Veniamo ai disturbi.
"Vediamo bambini con disturbi dello spettro autistico, quelli con malattie neurologiche, penso a sindromi epilettiche, sclerosi multipla pediatrica, eccetera, o a disturbi con disabilità fisiche e psichiche con malattie rare. Hanno dovuto affrontare, spesso in solitudine, una prova troppo dura con conseguenze negative importanti e una regressione rispetto ai progressi faticosamente conquistati. In molti bambini e ragazzi già fragili sono emerse problematiche". comportamentali.
Per esempio?
"Stati di agitazione e aggressività, per esempio. Ma anche problematiche ansioso-depressive clinicamente rilevanti, che però non sempre si traducono in una richiesta di aiuto, anche per paura del contagio. O che non sempre incontrano la possibilità di una adeguata risposta assistenziale, visti gli spazi a disposizione".
Ecco, a proposito di disturbi, ci sono campanelli di allarme ai quali un adulto dovrebbe prestare attenzione?
"Beh, quello della prevenzione è un tema a cui tengo molto. Perché l'intervento precoce in situazioni di rischio evolutivo può fare davvero la differenza nelle traiettorie di sviluppo di un bambino.
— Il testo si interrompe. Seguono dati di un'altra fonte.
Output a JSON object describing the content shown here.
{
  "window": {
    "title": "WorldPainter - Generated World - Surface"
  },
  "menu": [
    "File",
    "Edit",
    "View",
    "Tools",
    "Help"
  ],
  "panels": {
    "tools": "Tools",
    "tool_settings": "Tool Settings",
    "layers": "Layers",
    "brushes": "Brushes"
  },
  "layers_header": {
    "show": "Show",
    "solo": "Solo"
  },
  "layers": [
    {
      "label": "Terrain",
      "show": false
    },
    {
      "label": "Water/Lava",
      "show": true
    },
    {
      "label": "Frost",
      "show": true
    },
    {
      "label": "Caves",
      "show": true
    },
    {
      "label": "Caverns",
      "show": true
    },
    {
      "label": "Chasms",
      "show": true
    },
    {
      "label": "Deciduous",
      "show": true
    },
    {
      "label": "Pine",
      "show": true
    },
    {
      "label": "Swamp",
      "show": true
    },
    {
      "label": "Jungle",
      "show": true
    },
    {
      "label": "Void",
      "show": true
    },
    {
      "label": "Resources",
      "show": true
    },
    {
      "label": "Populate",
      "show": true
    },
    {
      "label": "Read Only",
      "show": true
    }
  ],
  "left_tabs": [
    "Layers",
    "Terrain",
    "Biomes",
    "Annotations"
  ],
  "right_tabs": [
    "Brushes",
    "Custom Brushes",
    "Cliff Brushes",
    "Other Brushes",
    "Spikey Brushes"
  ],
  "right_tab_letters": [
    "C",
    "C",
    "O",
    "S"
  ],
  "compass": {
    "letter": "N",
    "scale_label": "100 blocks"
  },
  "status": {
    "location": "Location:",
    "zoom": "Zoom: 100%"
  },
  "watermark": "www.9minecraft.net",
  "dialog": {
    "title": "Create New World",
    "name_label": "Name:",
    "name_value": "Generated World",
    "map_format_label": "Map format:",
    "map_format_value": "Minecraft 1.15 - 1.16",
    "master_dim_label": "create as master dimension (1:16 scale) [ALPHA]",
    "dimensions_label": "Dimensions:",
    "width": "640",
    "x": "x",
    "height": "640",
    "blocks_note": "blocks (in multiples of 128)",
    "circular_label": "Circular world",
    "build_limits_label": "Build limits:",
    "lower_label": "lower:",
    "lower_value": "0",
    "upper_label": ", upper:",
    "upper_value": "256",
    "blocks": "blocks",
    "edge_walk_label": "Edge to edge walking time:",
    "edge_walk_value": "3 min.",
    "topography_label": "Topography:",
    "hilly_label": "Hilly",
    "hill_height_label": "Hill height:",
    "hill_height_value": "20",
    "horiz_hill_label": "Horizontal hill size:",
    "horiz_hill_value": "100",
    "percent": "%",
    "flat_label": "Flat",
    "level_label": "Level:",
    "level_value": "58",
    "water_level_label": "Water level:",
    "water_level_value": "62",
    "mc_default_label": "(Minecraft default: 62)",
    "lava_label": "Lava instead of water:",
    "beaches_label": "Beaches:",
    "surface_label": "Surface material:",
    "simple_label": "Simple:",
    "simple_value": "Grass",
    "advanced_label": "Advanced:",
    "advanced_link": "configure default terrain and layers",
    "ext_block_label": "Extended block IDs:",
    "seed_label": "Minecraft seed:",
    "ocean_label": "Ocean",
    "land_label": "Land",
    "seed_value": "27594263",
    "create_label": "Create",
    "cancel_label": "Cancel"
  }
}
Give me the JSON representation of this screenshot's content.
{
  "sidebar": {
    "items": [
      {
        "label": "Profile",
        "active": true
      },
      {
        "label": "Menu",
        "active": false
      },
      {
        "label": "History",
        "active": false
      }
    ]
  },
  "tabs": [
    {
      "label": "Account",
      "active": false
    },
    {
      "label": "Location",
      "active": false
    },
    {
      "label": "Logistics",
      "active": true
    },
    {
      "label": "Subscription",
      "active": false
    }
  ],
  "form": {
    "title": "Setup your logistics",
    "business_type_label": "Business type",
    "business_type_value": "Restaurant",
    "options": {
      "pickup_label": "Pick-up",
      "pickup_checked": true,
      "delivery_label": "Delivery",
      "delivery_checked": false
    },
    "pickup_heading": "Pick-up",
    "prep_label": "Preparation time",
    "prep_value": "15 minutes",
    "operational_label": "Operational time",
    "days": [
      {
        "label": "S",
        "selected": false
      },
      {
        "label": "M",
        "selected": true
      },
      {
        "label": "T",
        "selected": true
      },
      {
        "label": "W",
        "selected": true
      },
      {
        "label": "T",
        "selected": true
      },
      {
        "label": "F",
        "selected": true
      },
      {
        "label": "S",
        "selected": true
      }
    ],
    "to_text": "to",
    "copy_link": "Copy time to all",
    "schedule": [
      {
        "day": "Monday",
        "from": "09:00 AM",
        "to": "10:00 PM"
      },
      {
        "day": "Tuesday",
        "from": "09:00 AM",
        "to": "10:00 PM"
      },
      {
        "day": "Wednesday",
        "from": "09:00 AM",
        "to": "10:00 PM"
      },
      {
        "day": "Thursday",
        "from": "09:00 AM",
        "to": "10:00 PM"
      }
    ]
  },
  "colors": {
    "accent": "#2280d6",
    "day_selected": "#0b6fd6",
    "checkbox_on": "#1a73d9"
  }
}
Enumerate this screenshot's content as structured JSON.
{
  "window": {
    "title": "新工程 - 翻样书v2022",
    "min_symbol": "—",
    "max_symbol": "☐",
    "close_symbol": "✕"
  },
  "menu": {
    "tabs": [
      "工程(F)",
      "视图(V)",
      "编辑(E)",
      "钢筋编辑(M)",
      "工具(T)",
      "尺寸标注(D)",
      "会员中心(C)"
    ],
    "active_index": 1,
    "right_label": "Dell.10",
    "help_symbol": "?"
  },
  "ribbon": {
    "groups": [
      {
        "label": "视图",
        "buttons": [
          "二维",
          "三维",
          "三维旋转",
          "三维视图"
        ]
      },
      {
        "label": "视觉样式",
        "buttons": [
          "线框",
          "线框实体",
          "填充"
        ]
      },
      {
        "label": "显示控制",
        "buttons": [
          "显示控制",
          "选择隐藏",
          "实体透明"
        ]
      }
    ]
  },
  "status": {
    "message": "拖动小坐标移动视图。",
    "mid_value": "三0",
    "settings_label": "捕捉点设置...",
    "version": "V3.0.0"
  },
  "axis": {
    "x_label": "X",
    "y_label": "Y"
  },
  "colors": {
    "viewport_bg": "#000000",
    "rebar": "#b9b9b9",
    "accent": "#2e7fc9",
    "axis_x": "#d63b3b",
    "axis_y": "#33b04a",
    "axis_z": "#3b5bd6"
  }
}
Non significa medicalizzare i bambini, ma dare loro una possibilità di superare più facilmente momenti di crisi o di intervenire tempestivamente in situazioni che potrebbero evolvere e peggiorare nel tempo. L'attenzione va posta a tutti i cambiamenti significativi che possano andare nella direzione di una chiusura, di una alterazione dei ritmi fisiologici, di alterazioni comportamentali o dell'umore. Gli adulti dovrebbero stare attenti ai cambiamenti, notare se il bambino interagisce poco o manifesta un'eccessiva irritabilità, soprattutto per i bambini in età prescolare".
E negli altri?
"Starei attenta alla somatizzazione delle emozioni, a un eccessivo attaccamento al genitore oppure a una marcata paura dell'abbandono. Sono tutti segni che possono evolvere in sintomi depressivi. Ricordo che i disturbi depressivi possono manifestarsi da un anno in poi, anche se sono difficilissimi da diagnosticare in quella fase. E comunque non c'è età: molto dipende da una predisposizione genetica e poi dai fattori ambientali. Per questo è importante la prevenzione".
E spesso ci si dimentica di chiedere a un bambino una cosa forse banale: 'Come stai?'
"Sarebbe molto utile, a prescindere dalla pandemia".